Monday, February 15, 2010

Musicology and Music Theory as intellectual pursuit

Regular readers might notice that in my "Recent Reads" list I've veered off of my standard history, biography, current events regimen and have started to read some books on music, jazz specifically.

Those who know me personally know that I am a music obsessive, on par with my political/news junkie status for certain. I collect vinyl, I have a modest hi-fidelity stereo system with a vacuum tube amplifier, B&W speakers and a Rega turntable. In college I played 3 instruments (all with strings and frets so it's not as impressive a feat as it sounds), studied music theory in my spare time with a private teacher, ran sound for a regional touring band and even did house sound work at some clubs and small theaters.

Music is as much a part of me as politics or the law and I've been wanting to get back in touch with the academic side of my love of music. I've largely taken a break from the academic study of music in the last 7 years but recently the bug has bit me again. In the study of music you will come to find that music is based on a sense of logic, patterns and rules. The thought processes to comprehend the chord changes and melody in a composition are useful when analyzing a piece of legislation or a news story.

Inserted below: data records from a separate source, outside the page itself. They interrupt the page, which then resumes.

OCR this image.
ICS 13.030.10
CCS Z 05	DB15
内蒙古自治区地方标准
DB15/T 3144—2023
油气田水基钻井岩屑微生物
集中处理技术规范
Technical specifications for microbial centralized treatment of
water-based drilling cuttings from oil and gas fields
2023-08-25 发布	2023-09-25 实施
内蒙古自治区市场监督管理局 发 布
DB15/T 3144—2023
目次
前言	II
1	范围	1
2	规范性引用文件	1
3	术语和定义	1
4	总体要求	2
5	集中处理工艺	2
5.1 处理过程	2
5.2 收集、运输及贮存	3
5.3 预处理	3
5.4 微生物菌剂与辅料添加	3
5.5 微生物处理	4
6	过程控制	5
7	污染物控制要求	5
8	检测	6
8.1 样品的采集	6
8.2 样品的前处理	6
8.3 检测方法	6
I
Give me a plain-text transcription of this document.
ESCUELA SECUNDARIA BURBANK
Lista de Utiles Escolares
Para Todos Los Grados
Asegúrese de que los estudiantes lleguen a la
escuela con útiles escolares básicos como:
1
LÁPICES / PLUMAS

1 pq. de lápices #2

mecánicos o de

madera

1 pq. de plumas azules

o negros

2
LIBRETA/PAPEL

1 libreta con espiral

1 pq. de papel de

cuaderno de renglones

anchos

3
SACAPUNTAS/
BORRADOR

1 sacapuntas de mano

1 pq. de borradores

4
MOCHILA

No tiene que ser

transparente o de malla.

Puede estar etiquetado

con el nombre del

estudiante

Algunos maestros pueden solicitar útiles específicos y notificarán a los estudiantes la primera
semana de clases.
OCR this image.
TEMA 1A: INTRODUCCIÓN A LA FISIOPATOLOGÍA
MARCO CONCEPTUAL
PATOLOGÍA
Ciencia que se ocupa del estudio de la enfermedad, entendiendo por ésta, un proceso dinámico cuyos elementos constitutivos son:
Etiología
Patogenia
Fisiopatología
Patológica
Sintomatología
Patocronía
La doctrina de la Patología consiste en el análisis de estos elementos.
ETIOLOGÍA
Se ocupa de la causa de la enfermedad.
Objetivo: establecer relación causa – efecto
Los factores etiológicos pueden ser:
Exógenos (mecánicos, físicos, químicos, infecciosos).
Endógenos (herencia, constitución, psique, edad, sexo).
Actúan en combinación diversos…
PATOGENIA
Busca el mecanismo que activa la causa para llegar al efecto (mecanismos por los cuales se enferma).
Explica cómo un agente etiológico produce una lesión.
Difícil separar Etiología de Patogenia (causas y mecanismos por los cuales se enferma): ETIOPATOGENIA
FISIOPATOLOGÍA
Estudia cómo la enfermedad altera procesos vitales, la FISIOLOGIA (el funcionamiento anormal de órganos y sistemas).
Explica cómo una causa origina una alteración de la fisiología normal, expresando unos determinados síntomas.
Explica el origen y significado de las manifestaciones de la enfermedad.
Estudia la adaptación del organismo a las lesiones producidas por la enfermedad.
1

Besides the theory behind music the evolution of jazz music did not occur in a vacuum. The music was inspired, directly and indirectly, by the social context in which the music was being created. Reading about America in the 1940's, 50's and 60's through the prism of the jazz musicians of the time as opposed to the politicians provides a fresh perspective on our cultural history.


Andrew Oh-Willeke said...

Hurray for seventh cords!

redstateblues said...

I don't know if you knew this TD, but I'm a music theory nut. Good on you for trying to understand theory better. I know too many good musicians who would be great if they would just learn some theory.